Tautan-tautan Akses

Myanmar Akan Peringati Satu Tahun Kudeta Berdarah di Bawah Kekuasaan Militer


Kepala junta Myanmar Jenderal Senior Min Aung Hlaing memimpin parade tentara pada Hari Angkatan Bersenjata di Naypyitaw, Myanmar, 27 Maret 2021. (REUTERS/Stringer).
Kepala junta Myanmar Jenderal Senior Min Aung Hlaing memimpin parade tentara pada Hari Angkatan Bersenjata di Naypyitaw, Myanmar, 27 Maret 2021. (REUTERS/Stringer).

Myanmar, Selasa (31/1) akan memperingati satu tahun kudeta militer 1 Februari 2021 di tengah-tengah meningkatnya korban tewas dan pengungsi akibat pertempuran antara pasukan junta dan gerakan perlawanan bersenjata yang menentang kontrol negara sepenuhnya oleh rezim itu.

Para pengamat menyatakan tahun lalu telah membuat Myanmar mundur satu dekade atau lebih dan bahwa mereka tidak melihat negara itu keluar dari krisis dalam waktu dekat sementara kedua pihak bertahan sikap.

“Hanya satu hal yang lebih buruk daripada kediktatoran militer yang brutal, dan itu adalah kediktatoran militer yang brutal yang tidak sepenuhnya berkuasa, dan itulah yang pada dasarnya ada di Myanmar,” kata Hervé Lemahieu, direktur riset dan analis mengenai Myanmar di Lowy Institute, Australia.

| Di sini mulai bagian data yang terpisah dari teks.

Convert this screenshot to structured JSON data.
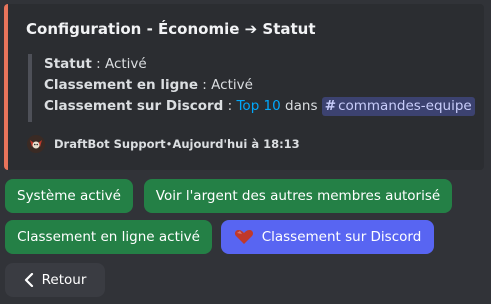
{
  "embed": {
    "accent_color": "#e8745b",
    "title": "Configuration - Économie ➔ Statut",
    "status_label": "Statut",
    "status_value": " : Activé",
    "online_label": "Classement en ligne",
    "online_value": " : Activé",
    "discord_label": "Classement sur Discord",
    "discord_sep": " : ",
    "discord_link": "Top 10",
    "discord_in": " dans ",
    "channel_hash": "#",
    "channel_name": "commandes-equipe",
    "footer_bot": "DraftBot Support",
    "footer_sep": " • ",
    "footer_time": "Aujourd'hui à 18:13",
    "footer_icon": "draftbot-avatar-icon"
  },
  "buttons": {
    "system": "Système activé",
    "view_money": "Voir l'argent des autres membres autorisé",
    "online_ranking": "Classement en ligne activé",
    "discord_ranking": "Classement sur Discord",
    "discord_ranking_icon": "heart-icon",
    "back": "Retour",
    "back_icon": "chevron-left-icon"
  },
  "colors": {
    "success": "#248046",
    "primary": "#5865f2",
    "secondary": "#3a3c42"
  }
}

Dengan pandemi COVID-19, PBB menyatakan gejolak di negara itu akan mendorong hampir setengah dari 55 juta warga Myanmar ke dalam kemiskinan pada awal tahun ini, keadaan yang tidak pernah terlihat sejak 2005. “Ini adalah pembangunan yang hilang selama sedikitnya satu dekade, mungkin satu generasi yang hilang,” kata Lemahieu.

Setelah puluhan tahun pemerintahan milter, para jenderal Myanmar mulai melakukan serangkaian reformasi demokrasi pada tahun 2011, tetapi kemudian mengambil alih negara sepenuhnya dari pemerintahan sipil yang populer dan terpilih secara demokratis pada tahun lalu. Para jenderal mengklaim, tanpa bukti, bahwa pemilu 2020, di mana partai yang mewakilinya kalah telak dari Liga Nasional untuk Demokrasi yang berkuasa, penuh dengan kecurangan.

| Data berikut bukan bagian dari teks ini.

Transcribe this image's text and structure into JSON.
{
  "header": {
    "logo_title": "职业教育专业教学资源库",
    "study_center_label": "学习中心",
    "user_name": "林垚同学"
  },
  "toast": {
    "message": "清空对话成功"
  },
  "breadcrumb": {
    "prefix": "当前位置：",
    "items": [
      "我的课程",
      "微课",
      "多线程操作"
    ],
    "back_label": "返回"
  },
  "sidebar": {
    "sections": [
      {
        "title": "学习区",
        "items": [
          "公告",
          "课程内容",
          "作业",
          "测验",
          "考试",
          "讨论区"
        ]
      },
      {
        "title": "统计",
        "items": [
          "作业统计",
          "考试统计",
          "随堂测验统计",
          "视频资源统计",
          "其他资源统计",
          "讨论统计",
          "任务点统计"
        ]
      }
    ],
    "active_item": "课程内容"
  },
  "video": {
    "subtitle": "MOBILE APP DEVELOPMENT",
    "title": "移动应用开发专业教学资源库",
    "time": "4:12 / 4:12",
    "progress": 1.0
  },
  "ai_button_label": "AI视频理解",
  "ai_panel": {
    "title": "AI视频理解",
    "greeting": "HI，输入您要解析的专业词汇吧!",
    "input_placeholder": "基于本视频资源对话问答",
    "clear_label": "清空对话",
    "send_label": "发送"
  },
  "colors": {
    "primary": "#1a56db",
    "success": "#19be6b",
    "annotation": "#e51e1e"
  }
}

Protes massal menyusul, dengan tentara dan polisi menembak mati ratusan warga sipil serta menangkap ribuan orang. Ini memicu perlawanan bersenjata dari milisi lokal di berbagai penjuru negeri, sebagian kini bergabung dengan kelompok-kelompok pemberontak etnis minoritas yang telah lebih dulu ada dan bersenjata lengkap yang menguasai wilayah di daerah perbatasan.

Selama satu tahun protes dan pertempuran, pasukan junta telah menewaskan sekitar 1.500 warga sipil, menurut Asosiasi Bantuan untuk Tahanan Politik (AAPP), organisasi HAM yang berbasis di negara tetangga, Thailand. Organisasi itu mengatakan junta juga telah menangkap lebih dari 11.800 politisi, tenaga layanan kesehatan, wartawan, aktivis dan lain-lainnya, sebagian dikabarkan dianiaya dan dibunuh dalam tahanan.

Junta mengklaim angka korban yang disebut AAPP itu berlebihan dan bahwa penangkapan dan serangan junta ditujukan terhadap teroris.

PBB dan pihak lain menyatakan militer terus melakukan serangan darat, serangan roket dan serangan udara secara membabi buta terhadap daerah-daerah kekuasaan oposisi. Serangan tersebut telah menyingkirkan lebih dari 400 ribu orang dari kediaman mereka sejak kudeta.

Tom Andrews, pelapor khusus PBB mengenai HAM di Myanmar, mengatakan, junta melakukan kejahatan terhadap kemanusiaan dan kejahatan perang. Ia mengatakan ia baru-baru ini berbicara dengan seorang ayah yang dua anak perempuan remajanya tewas dalam serangan militer sepekan sebelumnya.
“Mereka tewas oleh bom yang dijatuhkan pasukan militer junta; mereka sedang tidur. Ini terjadi di berbagai penjuru negeri. Orang-orang tak berdosa meninggal karena mereka diidentifikasi junta sebagai musuh,” kata Andrews.

Min Zin, direktur eksekutif lembaga kajian Institute for Strategy and Policy Myanmar, mengatakan, militer sebagian besar telah mengonsolidasikan kontrol atas wilayah tengah Myanmar serta banyak kota, tetapi masih berupaya keras untuk menguasai dan mengendalikan sebagian besar wilayah perdesaan di bagian barat laut, di mana milisi-milisi baru melancarkan sejumlah perlawanan paling keras.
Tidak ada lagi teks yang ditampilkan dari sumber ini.